Operating GitHub Actions ARC: Ephemeral Runners, Scale Sets, and Security Boundaries

Introduction
Why ephemeral runners are usually the safer default
Split scale sets by workload and trust boundary
Security depends on the surrounding boundaries
Image strategy is a balance between speed and cleanliness
Apply least privilege to networking and secrets
Signals to monitor in production
Operational checklist
Common anti-patterns
Closing thoughts
References

Operating GitHub Actions ARC

Introduction

At team scale, self-hosted GitHub Actions runners stop being only a cost discussion. They become an execution-isolation and security-boundary discussion. Once you run GitHub Actions Runner Controller, or ARC, on Kubernetes, the important questions change.

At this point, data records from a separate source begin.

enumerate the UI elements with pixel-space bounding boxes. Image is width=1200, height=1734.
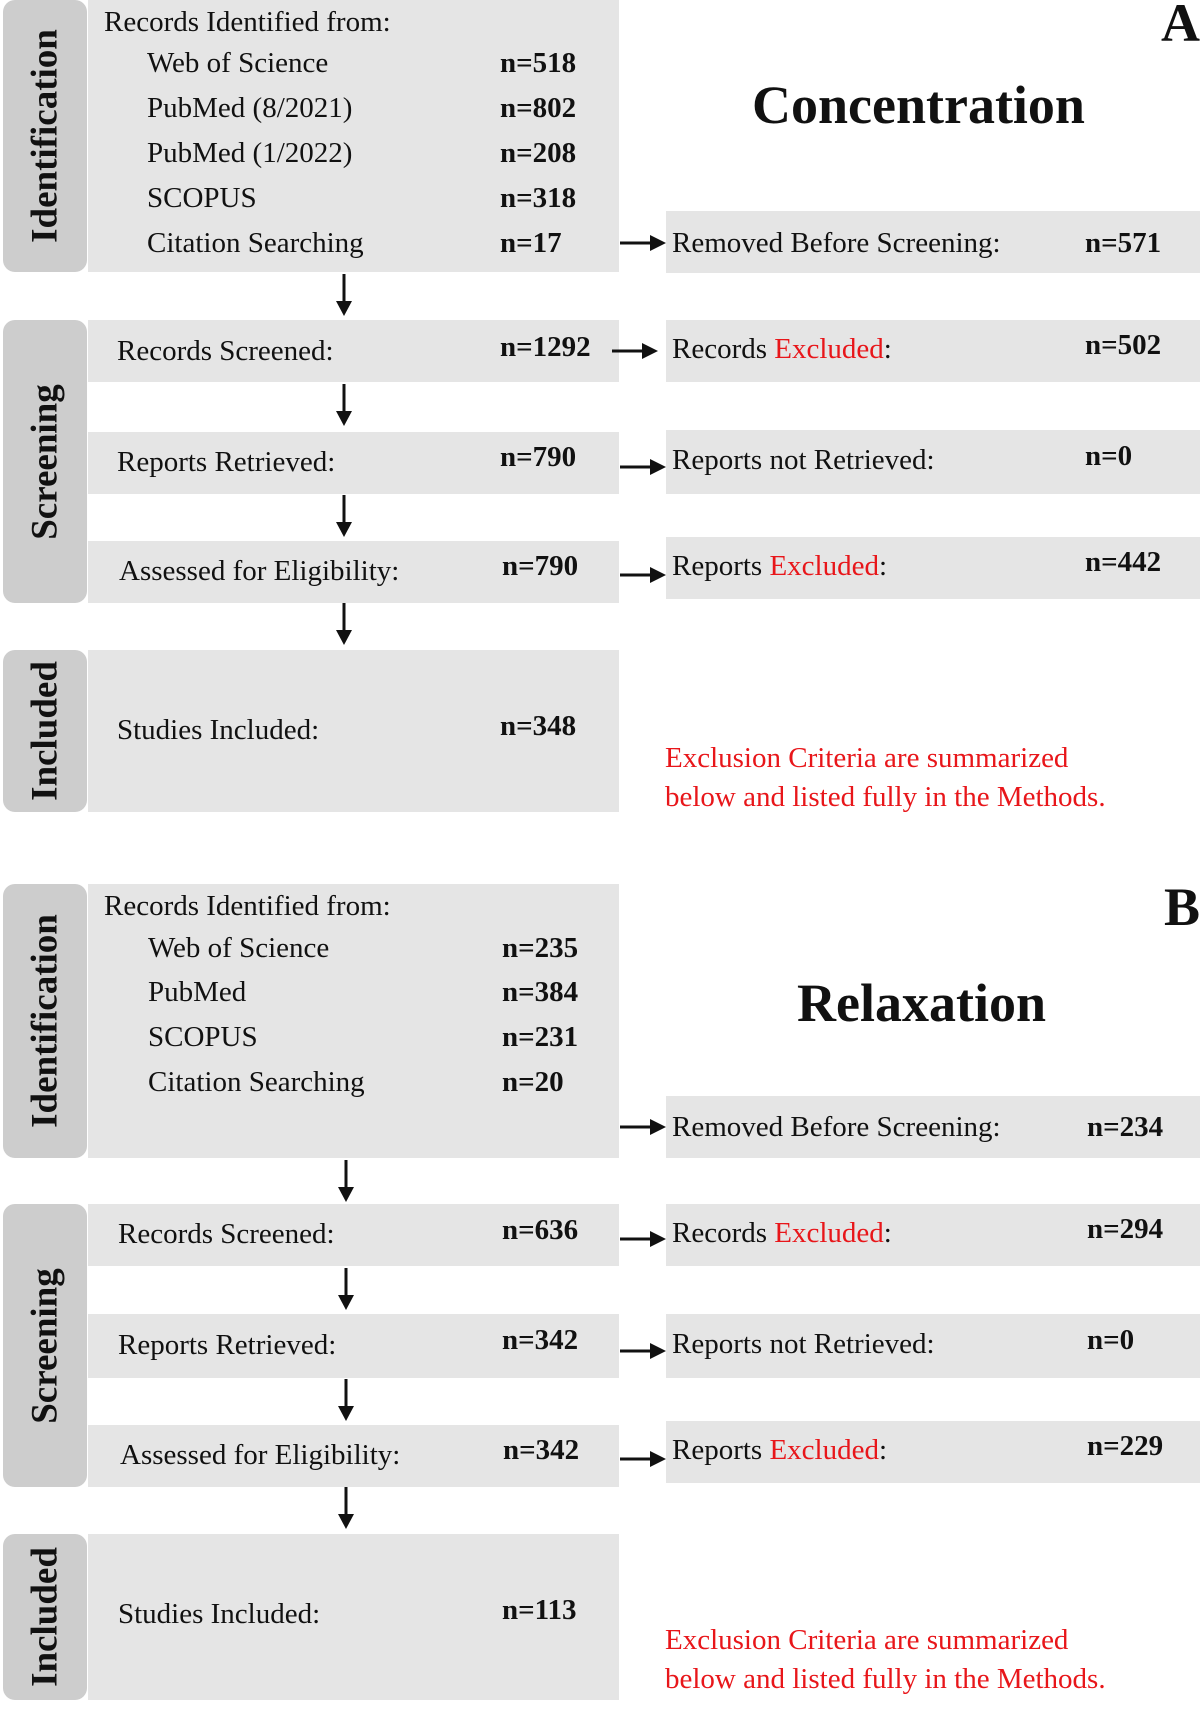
- identification-header: Records Identified from:: [104, 890, 391, 922]
- down-arrow-icon: [335, 603, 353, 645]
- screening-count: n=342: [503, 1434, 580, 1466]
- removed-label: Removed Before Screening:: [672, 227, 1001, 259]
- source-count: n=384: [502, 976, 579, 1008]
- screening-count: n=790: [502, 550, 579, 582]
- source-count: n=235: [502, 932, 579, 964]
- stage-label: Included: [24, 661, 66, 801]
- exclusion-label: Records Excluded:: [672, 333, 892, 365]
- right-arrow-icon: [620, 1341, 666, 1361]
- exclusion-count: n=229: [1087, 1430, 1164, 1462]
- down-arrow-icon: [337, 1268, 355, 1310]
- stage-included: [3, 1534, 87, 1700]
- exclusion-note: [665, 1621, 1106, 1699]
- panel-title: Concentration: [752, 75, 1085, 135]
- stage-screening: [3, 320, 87, 603]
- panel-letter: B: [1163, 877, 1200, 937]
- right-arrow-icon: [620, 1229, 666, 1249]
- down-arrow-icon: [335, 384, 353, 426]
- stage-label: Screening: [24, 1267, 66, 1424]
- source-name: PubMed: [148, 976, 247, 1008]
- panel-relaxation: [0, 877, 1200, 1734]
- screening-count: n=636: [502, 1214, 579, 1246]
- source-count: n=802: [500, 92, 577, 124]
- source-name: Citation Searching: [148, 1066, 365, 1098]
- exclusion-note: [665, 739, 1106, 817]
- source-name: SCOPUS: [148, 1021, 258, 1053]
- note-line: below and listed fully in the Methods.: [665, 1663, 1106, 1695]
- source-name: SCOPUS: [147, 182, 257, 214]
- source-count: n=318: [500, 182, 577, 214]
- screening-count: n=790: [500, 441, 577, 473]
- source-name: Citation Searching: [147, 227, 364, 259]
- down-arrow-icon: [337, 1379, 355, 1421]
- source-count: n=20: [502, 1066, 564, 1098]
- screening-count: n=1292: [500, 331, 591, 363]
- included-label: Studies Included:: [118, 1598, 321, 1630]
- included-count: n=348: [500, 710, 577, 742]
- screening-label: Assessed for Eligibility:: [120, 1439, 401, 1471]
- source-name: Web of Science: [148, 932, 330, 964]
- panel-concentration: [0, 0, 1200, 850]
- right-arrow-icon: [620, 1117, 666, 1137]
- source-name: PubMed (8/2021): [147, 92, 353, 124]
- exclusion-count: n=0: [1085, 440, 1133, 472]
- stage-label: Screening: [24, 383, 66, 540]
- note-line: Exclusion Criteria are summarized: [665, 1624, 1069, 1656]
- screening-label: Assessed for Eligibility:: [119, 555, 400, 587]
- right-arrow-icon: [620, 457, 666, 477]
- source-count: n=208: [500, 137, 577, 169]
- source-count: n=518: [500, 47, 577, 79]
- screening-count: n=342: [502, 1324, 579, 1356]
- stage-identification: [3, 884, 87, 1158]
- identification-header: Records Identified from:: [104, 6, 391, 38]
- removed-count: n=234: [1087, 1111, 1164, 1143]
- screening-label: Records Screened:: [118, 1218, 335, 1250]
- included-label: Studies Included:: [117, 714, 320, 746]
- source-name: Web of Science: [147, 47, 329, 79]
- screening-label: Records Screened:: [117, 335, 334, 367]
- down-arrow-icon: [337, 1160, 355, 1202]
- exclusion-label: Records Excluded:: [672, 1217, 892, 1249]
- stage-label: Identification: [24, 914, 66, 1128]
- removed-label: Removed Before Screening:: [672, 1111, 1001, 1143]
- stage-label: Included: [24, 1547, 66, 1687]
- stage-identification: [3, 0, 87, 272]
- stage-included: [3, 650, 87, 812]
- exclusion-label: Reports not Retrieved:: [672, 1328, 935, 1360]
- right-arrow-icon: [620, 565, 666, 585]
- stage-label: Identification: [24, 29, 66, 243]
- exclusion-label: Reports not Retrieved:: [672, 444, 935, 476]
- stage-screening: [3, 1204, 87, 1487]
- exclusion-count: n=294: [1087, 1213, 1164, 1245]
- exclusion-count: n=442: [1085, 546, 1162, 578]
- note-line: Exclusion Criteria are summarized: [665, 742, 1069, 774]
- exclusion-label: Reports Excluded:: [672, 550, 888, 582]
- source-count: n=231: [502, 1021, 579, 1053]
- panel-letter: A: [1161, 0, 1200, 53]
- exclusion-label: Reports Excluded:: [672, 1434, 888, 1466]
- exclusion-count: n=0: [1087, 1324, 1135, 1356]
- exclusion-count: n=502: [1085, 329, 1162, 361]
- panel-title: Relaxation: [797, 973, 1046, 1033]
- included-count: n=113: [502, 1594, 577, 1626]
- right-arrow-icon: [612, 341, 658, 361]
- right-arrow-icon: [620, 1449, 666, 1469]
- note-line: below and listed fully in the Methods.: [665, 781, 1106, 813]
- source-name: PubMed (1/2022): [147, 137, 353, 169]
- removed-count: n=571: [1085, 227, 1162, 259]
- screening-label: Reports Retrieved:: [118, 1329, 337, 1361]
- right-arrow-icon: [620, 233, 666, 253]
- source-count: n=17: [500, 227, 562, 259]
- down-arrow-icon: [335, 274, 353, 316]
- down-arrow-icon: [337, 1487, 355, 1529]
- screening-label: Reports Retrieved:: [117, 446, 336, 478]
- down-arrow-icon: [335, 495, 353, 537]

Should runners be long-lived or ephemeral
How should scale sets be separated by workload or trust boundary
How should images, caches, secrets, and network access be isolated

This guide stays close to GitHub's official ARC documentation and focuses on operational decisions rather than installation alone.

Why ephemeral runners are usually the safer default

Long-lived runners are easy to start with, but state accumulates over time.

files from previous jobs can remain
tool versions can drift
contamination or compromise can persist longer than expected

Ephemeral runners improve the default security and reproducibility posture because they are discarded after a short lifecycle.

Benefits:

stronger job-to-job isolation
cleaner image-based standardization
less risk of carrying polluted state into later jobs

They do increase operational discipline requirements, but for most serious environments they are the safer baseline.

Split scale sets by workload and trust boundary

One of the most common ARC design mistakes is putting every repository and workload behind a single giant scale set. That makes scheduling feel simple but weakens security and priority control.

Use boundaries like these instead:

untrusted versus trusted code paths
build versus deploy workloads
different network-access needs

Example:

Scale set	Purpose	Why separate it
`public-ci`	validation for external contributor PRs	isolates untrusted code
`internal-build`	internal builds and tests	allows controlled package and cache access
`deploy-ops`	deployment and operations workflows	needs stronger credential and approval boundaries

Security depends on the surrounding boundaries

Runner security is not only about patching the runner image. It depends on the whole execution perimeter.

Critical boundaries to review:

which secrets the job can access
Kubernetes service account permissions
image provenance and update path
outbound network policy
cache and artifact storage separation

The most dangerous pattern is letting untrusted pull request workloads share a boundary with deployment credentials.

Image strategy is a balance between speed and cleanliness

With ephemeral runners, image design matters more.

If the image is too empty, every job pays heavy install time. If the image is too large, image pull time dominates startup.

A practical compromise:

put language runtimes and common build tools in the base image
restore project-specific dependencies through caches or workflow steps
version runner images clearly and track their rollout history

Apply least privilege to networking and secrets

ARC runners often become far more privileged than teams realize. Recommended practices:

separate egress policy per scale set
expose cloud credentials only to deployment-oriented runners
keep basic test runners at the lowest practical privilege
prefer GitHub OIDC over long-lived cloud secrets where possible

Signals to monitor in production

Watch at least these:

job queue wait time
runner creation latency
Pod scheduling failures
image pull time
cleanup behavior after failed jobs
scale-out and scale-in delay

Operational checklist

Untrusted and privileged workloads are separated.
Ephemeral runners are the default pattern.
Runner image versions are traceable.
Scale sets have distinct network policy boundaries.
OIDC or minimum-privilege secret strategy is documented.

Common anti-patterns

One runner group for every repository

This simplifies administration on paper but weakens security and priority control.

Long-lived runners with a lot of local state

The apparent speed gain is often purchased with drift and contamination risk.

This is one of the highest-risk runner designs you can choose.

Closing thoughts

The core ARC challenge is not how to launch runners on Kubernetes. It is how to decide which jobs should run inside which trust boundary. Ephemeral runners, separate scale sets, and minimum-privilege network and secret policies are the center of that model.